Question

3 Quick algebra 1 Questions for 50 points!

For (lovetthannah9) or anyone who knows the answer! :)

Answer 1

#6

• y=mx+c

if m is 0

• y=c is the Equation

Hence line is parallel to x axis

#7

parallel lines have equal slopes

so we can use the point slope form of line to find the equation

• y-y_1=m(x-x_1)

#2

Same process like no 7 but

slope of perpendicular line is negative reciprocal of given line's slope

Answer 2

Explanation:

6. The rate of change is essentially the slope. But in other words, it's how much the y changes as x increases by 1. If this rate of change is 0, that means the y-value is constant, while the x can be any real number. It can be generally given in the formula: y=b, which comes from simplifying the slope-intercept form: y=(0)x+b = b. You can also derive the same thing for a point-slope form: y-a = 0(x-b)=0 so y=a. In both cases, y is equal to some constant value. So graphing this makes a horizontal line.

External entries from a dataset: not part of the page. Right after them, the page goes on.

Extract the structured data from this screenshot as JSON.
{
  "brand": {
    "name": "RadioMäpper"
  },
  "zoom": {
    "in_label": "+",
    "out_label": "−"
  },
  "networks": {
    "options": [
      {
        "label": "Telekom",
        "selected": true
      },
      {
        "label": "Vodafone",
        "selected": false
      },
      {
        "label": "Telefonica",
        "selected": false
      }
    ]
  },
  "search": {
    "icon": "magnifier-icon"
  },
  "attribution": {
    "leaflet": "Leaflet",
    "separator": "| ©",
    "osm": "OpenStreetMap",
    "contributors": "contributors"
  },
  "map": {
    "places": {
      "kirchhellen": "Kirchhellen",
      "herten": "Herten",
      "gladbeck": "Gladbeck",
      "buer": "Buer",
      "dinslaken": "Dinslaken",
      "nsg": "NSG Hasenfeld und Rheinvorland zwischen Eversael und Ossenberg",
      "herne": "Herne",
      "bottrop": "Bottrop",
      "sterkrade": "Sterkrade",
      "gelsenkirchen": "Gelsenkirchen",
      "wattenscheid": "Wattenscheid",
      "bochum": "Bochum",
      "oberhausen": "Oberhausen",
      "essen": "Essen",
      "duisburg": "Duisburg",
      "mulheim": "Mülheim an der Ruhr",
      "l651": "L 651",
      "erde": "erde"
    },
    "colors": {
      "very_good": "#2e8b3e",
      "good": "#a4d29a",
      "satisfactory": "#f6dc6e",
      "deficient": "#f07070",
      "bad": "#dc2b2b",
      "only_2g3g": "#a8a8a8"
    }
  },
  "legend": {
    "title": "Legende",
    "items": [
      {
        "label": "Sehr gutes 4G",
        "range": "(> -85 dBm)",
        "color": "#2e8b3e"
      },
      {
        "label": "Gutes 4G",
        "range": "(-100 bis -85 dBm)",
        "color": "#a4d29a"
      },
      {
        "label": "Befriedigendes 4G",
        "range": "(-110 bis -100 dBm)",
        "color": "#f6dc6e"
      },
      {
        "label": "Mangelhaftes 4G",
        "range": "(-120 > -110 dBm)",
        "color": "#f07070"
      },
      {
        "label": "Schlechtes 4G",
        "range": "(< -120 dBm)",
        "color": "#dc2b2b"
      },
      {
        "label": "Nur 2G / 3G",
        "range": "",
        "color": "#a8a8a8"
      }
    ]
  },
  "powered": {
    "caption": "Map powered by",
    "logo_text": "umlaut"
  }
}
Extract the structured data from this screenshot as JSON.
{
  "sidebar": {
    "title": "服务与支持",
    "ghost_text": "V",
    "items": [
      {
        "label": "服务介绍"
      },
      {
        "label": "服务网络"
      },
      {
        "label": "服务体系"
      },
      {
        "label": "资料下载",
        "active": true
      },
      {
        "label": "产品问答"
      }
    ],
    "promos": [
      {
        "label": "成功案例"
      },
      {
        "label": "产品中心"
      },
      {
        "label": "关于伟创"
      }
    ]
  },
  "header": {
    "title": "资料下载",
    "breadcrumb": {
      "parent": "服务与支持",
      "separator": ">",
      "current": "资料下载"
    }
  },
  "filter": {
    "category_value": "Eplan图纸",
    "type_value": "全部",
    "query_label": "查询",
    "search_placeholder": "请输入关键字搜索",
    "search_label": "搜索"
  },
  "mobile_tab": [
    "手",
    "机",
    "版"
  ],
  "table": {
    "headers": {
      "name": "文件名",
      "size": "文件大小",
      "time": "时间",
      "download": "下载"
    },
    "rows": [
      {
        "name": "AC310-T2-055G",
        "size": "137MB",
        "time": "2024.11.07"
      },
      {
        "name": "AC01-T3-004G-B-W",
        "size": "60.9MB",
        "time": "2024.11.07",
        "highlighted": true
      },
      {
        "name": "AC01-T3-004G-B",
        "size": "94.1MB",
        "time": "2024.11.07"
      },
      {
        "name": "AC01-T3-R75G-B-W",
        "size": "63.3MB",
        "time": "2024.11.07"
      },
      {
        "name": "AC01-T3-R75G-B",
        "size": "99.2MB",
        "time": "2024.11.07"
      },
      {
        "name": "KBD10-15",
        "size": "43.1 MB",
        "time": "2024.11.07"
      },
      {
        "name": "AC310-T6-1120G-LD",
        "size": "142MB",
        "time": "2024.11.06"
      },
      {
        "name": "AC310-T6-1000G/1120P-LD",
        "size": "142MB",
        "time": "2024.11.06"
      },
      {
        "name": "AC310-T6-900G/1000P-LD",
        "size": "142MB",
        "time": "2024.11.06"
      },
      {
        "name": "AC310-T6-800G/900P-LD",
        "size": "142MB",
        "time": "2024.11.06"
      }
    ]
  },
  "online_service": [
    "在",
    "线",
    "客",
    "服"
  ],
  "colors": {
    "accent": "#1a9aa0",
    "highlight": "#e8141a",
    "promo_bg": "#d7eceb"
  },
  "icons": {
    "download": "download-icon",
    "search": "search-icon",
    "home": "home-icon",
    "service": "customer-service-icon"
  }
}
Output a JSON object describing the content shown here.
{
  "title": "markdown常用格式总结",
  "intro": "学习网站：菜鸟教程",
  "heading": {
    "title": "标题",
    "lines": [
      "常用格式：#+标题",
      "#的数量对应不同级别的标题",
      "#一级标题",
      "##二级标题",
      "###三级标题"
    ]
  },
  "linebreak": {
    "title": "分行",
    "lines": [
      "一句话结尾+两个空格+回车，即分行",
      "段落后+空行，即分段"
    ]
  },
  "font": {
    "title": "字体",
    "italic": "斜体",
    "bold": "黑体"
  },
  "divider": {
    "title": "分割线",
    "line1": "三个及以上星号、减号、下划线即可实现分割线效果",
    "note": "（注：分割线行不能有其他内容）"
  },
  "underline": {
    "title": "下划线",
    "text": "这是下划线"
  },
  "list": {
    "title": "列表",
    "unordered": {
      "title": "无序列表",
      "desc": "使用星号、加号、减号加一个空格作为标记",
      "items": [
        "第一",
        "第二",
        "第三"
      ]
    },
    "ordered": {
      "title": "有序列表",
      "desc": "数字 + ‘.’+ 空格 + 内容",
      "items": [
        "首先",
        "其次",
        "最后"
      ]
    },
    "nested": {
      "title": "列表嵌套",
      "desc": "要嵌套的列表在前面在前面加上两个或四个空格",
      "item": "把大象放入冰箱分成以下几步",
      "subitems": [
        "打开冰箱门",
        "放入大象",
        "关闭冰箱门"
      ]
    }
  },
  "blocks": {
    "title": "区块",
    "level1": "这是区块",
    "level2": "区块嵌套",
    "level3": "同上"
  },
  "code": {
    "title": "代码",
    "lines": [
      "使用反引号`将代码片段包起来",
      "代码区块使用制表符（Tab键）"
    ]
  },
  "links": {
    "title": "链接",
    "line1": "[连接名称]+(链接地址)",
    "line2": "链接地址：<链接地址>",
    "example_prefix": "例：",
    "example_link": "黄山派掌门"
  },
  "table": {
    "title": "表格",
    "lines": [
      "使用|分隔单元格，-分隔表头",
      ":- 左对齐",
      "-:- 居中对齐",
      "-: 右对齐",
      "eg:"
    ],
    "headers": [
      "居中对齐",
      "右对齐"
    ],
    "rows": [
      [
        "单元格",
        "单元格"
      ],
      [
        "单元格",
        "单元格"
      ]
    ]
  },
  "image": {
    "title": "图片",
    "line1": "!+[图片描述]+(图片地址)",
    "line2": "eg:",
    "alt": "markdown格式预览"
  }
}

7. To define a parallel line, you need the same slope, and a different y-intercept, which is under the assumption that the line has a slope that is definable. If the slope is definable, you'll have the equation: y=mx+b, where m is the same as the other line. Then you plug in the known values as x and y, to solve for b, which is the y-intercept. Now if the line is a vertical line, a parallel line can be defined as: x=a, where a doesn't equal the constant, the other vertical line is equal to. To make it pass through some point (c, d). Then you would simply set x=c, since the x is the only thing that matters, since the y-value is all real numbers, so it will eventually have the y-value d somewhere on the line.

8. To define a perpendicular line, you get the reciprocal of the slope and change the sign. So if the slope is:
`(a)/(b)` then it becomes
`-(b)/(a)` and vice versa depending on the sign. In this example, let's just say m=a/b, then the perpendicular slope would be -b/a. You can then plug this into the slope-intercept formula:
`y=-(b)/(a)+c` where c is the y-intercept. Then you plug in the known point as (x, y) and solve for c, the y-intercept. Now let's say for example that you have a vertical line: x=a. In this case you can see the slope as:
`(1)/(0)`
`(y_2-y_1)/(a-a)`. Of course this isn't definable, but if you take the reciprocal you get something that is:
`-(0)/(y_2-y_1)` which will always evaluate to 0. This means you get a horizontal line, since the slope is 0. This means if you have a vertical line, any horizontal line should be perpendicular, which makes sense, since it should form a 90 degree angle when they intersect, because they're straight lines. To make sure that horizontal line passes through the point (b, c), you simply set the y equal to c. So y=c, will pass through (b, c), since the c is constant, and the x can equal anything so somewhere on the line it will intersect (b, c). But let's say we had a horizontal line, the reciprocal can be defined as:
`(a-a)/(x_2-x_1)` where a is the y constant. If you take the reciprocal, then you have a-a in the denominator, which gives you an undefined slope, because the perpendicular line to a horizontal line, is a vertical line. To ensure this perpendicular line passes through the point (b, c). You simply set x equal to b. so that x=b.